Although the three men did not speak to reporters in Abidjan, Benin's foreign ministry told media that the aim of their mission is to persuade the Ivorian leader to leave office "without delay".
In the wake of violence following the contested second-round presidential election, about 20,000 people have fled into neighbouring Liberia.
They are living in makeshift camps in villages, and food supplies are running low.
“The majority of them are women and children, and they are a mixed group of supporters of both Alassane Ouattara and Laurent Gbagbo,” Fatoumata Lejeune-Kaba, of the UN’s refugee agency, told RFI.
She said 15,120 refugees have been from western Côte d'Ivoire, with another 4,000 who reportedly entered.
The UN is not building camps, on the request of the Liberian government, which is finding villages to host refugees.
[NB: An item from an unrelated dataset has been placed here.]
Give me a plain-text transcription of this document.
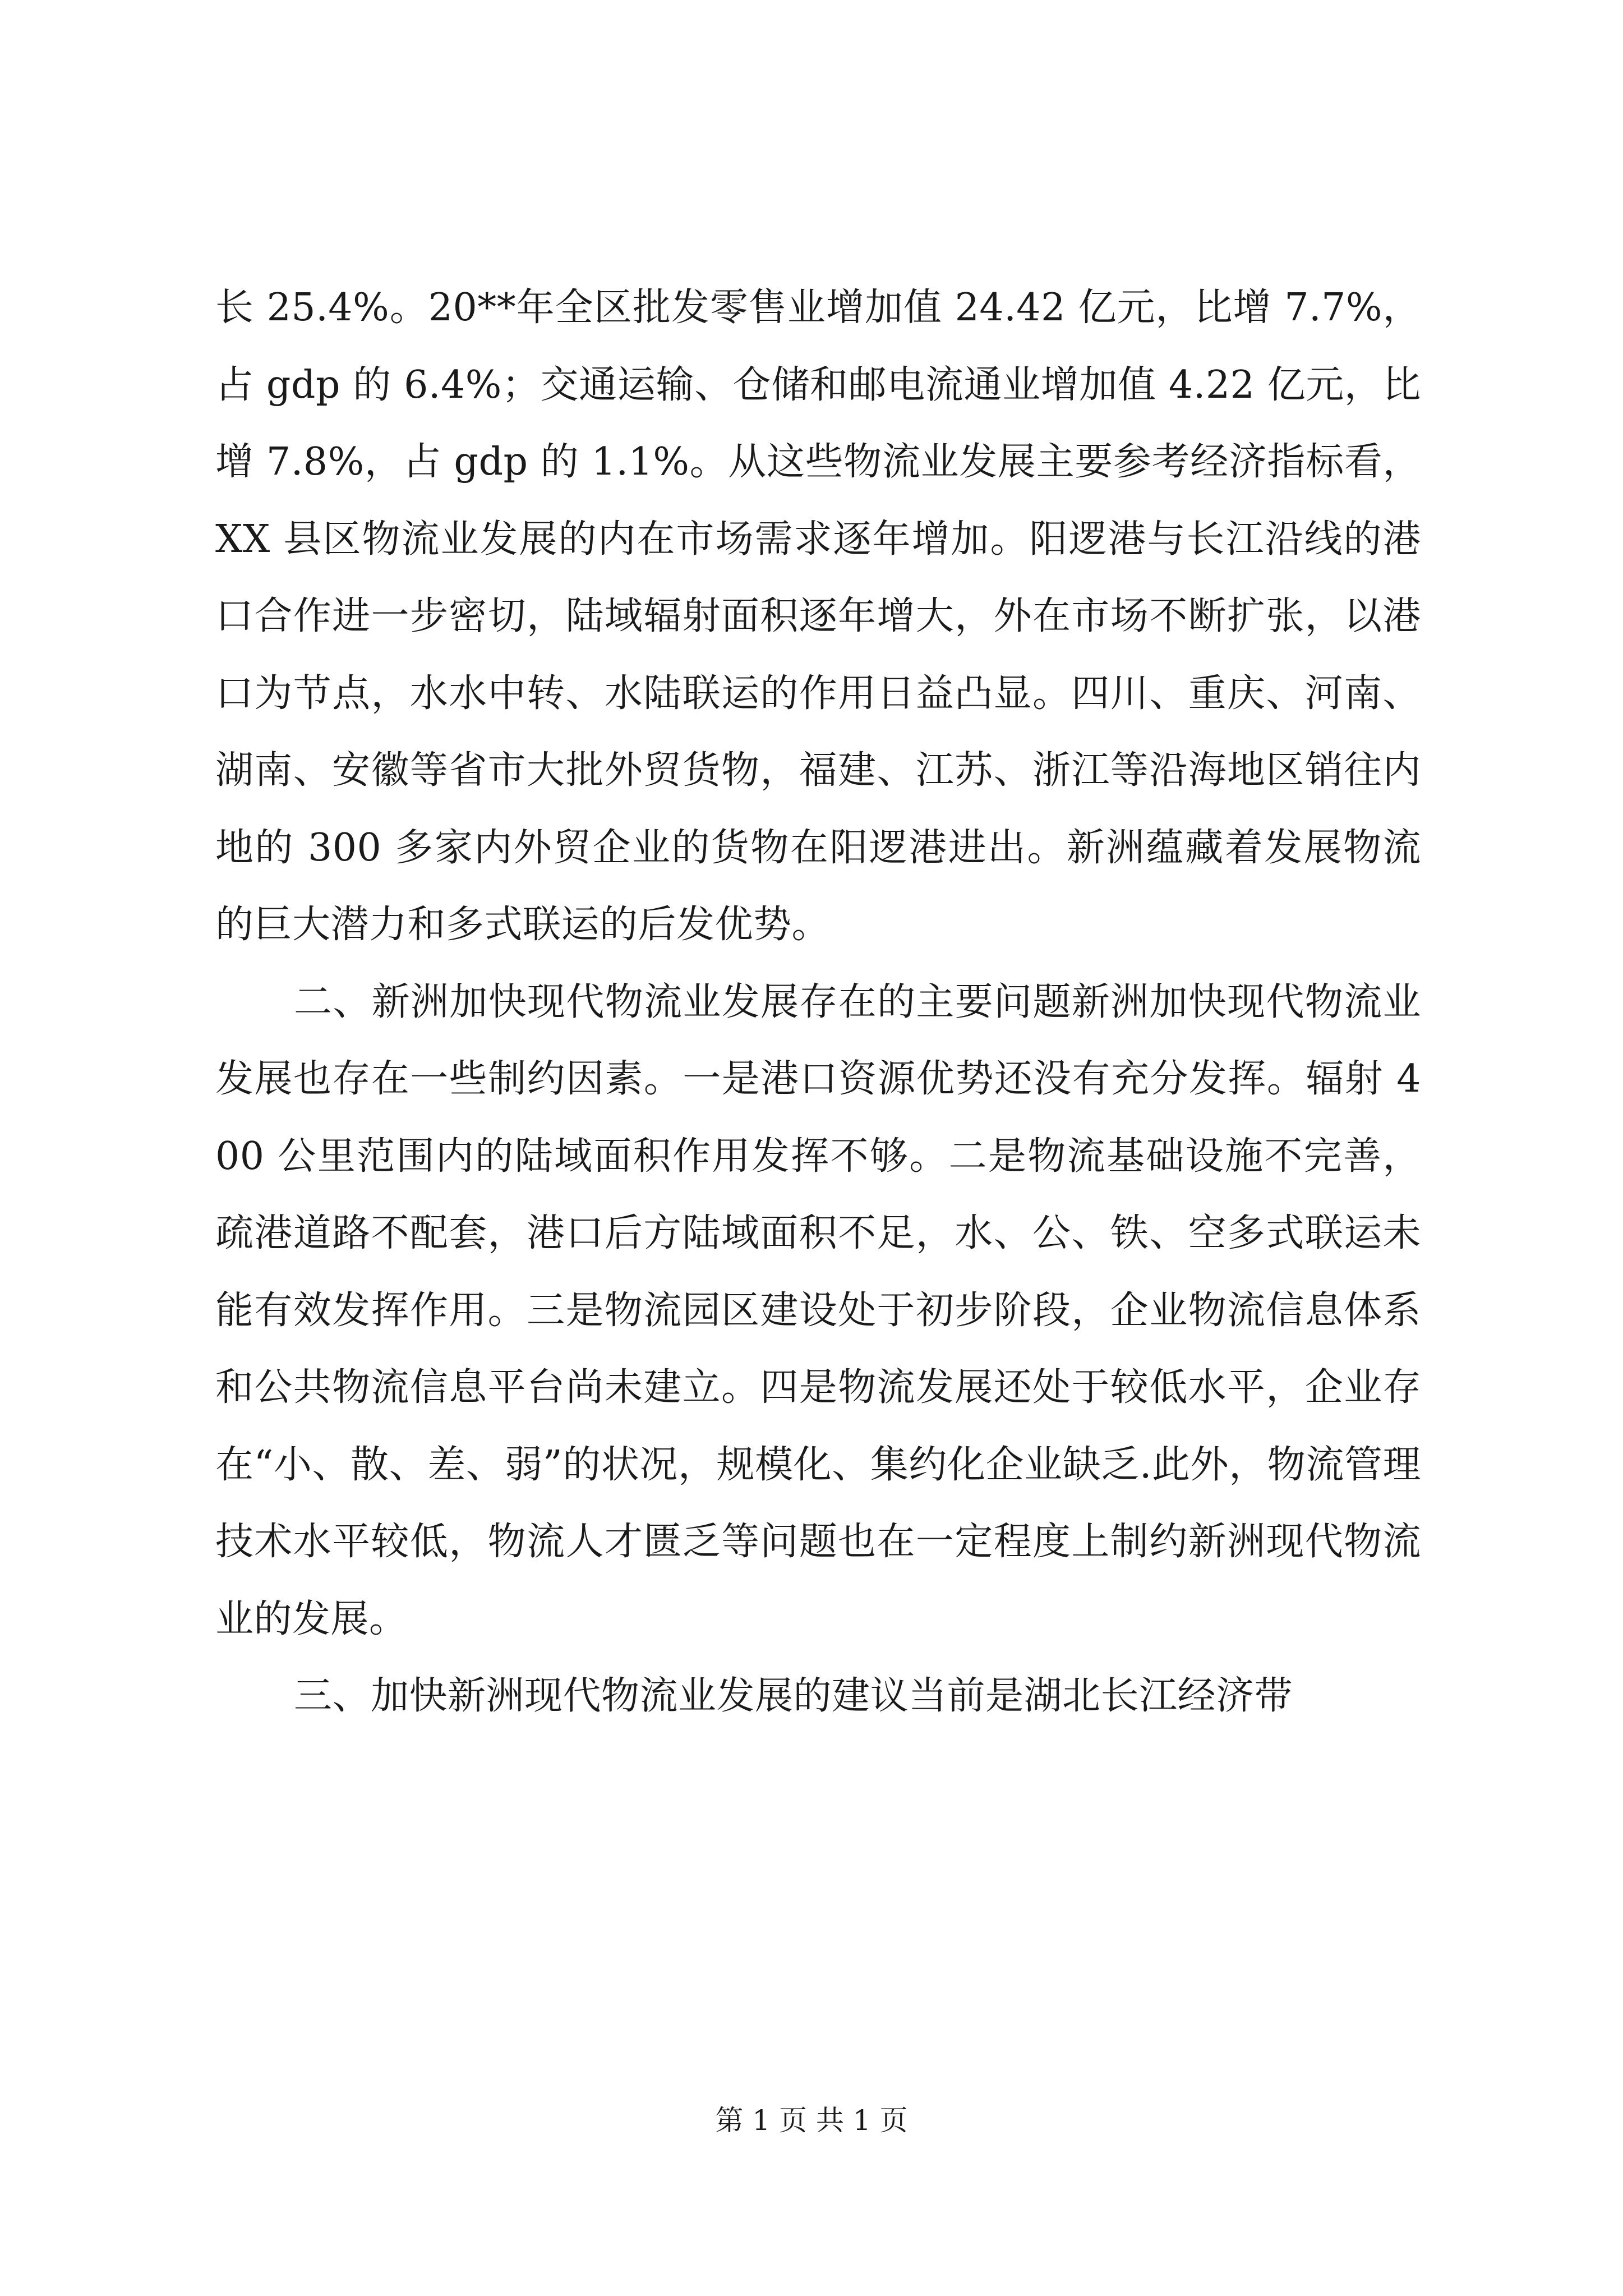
长 25.4%。20**年全区批发零售业增加值 24.42 亿元，比增 7.7%，占 gdp 的 6.4%；交通运输、仓储和邮电流通业增加值 4.22 亿元，比增 7.8%，占 gdp 的 1.1%。从这些物流业发展主要参考经济指标看，XX 县区物流业发展的内在市场需求逐年增加。阳逻港与长江沿线的港口合作进一步密切，陆域辐射面积逐年增大，外在市场不断扩张，以港口为节点，水水中转、水陆联运的作用日益凸显。四川、重庆、河南、湖南、安徽等省市大批外贸货物，福建、江苏、浙江等沿海地区销往内地的 300 多家内外贸企业的货物在阳逻港进出。新洲蕴藏着发展物流的巨大潜力和多式联运的后发优势。

二、新洲加快现代物流业发展存在的主要问题新洲加快现代物流业发展也存在一些制约因素。一是港口资源优势还没有充分发挥。辐射 400 公里范围内的陆域面积作用发挥不够。二是物流基础设施不完善，疏港道路不配套，港口后方陆域面积不足，水、公、铁、空多式联运未能有效发挥作用。三是物流园区建设处于初步阶段，企业物流信息体系和公共物流信息平台尚未建立。四是物流发展还处于较低水平，企业存在“小、散、差、弱”的状况，规模化、集约化企业缺乏.此外，物流管理技术水平较低，物流人才匮乏等问题也在一定程度上制约新洲现代物流业的发展。

三、加快新洲现代物流业发展的建议当前是湖北长江经济带

第 1 页 共 1 页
“They did say they would rather have the refugees living with local communities, because they have a non-encampment policy,” said Lejeune-Kaba, adding that this could be reasonable if the numbers remain manageable.
“If we reach the worst-case scenario – for example, civil war breaking out again - obviously there will be a need to change that policy”
And food is a problem. People are living off of supplies from villages, and the government has provided some rice, but not enough.
“We could run out of supplies rather shortly, which means we would have to bring in more aid from the region,” said Lejeune-Kaba.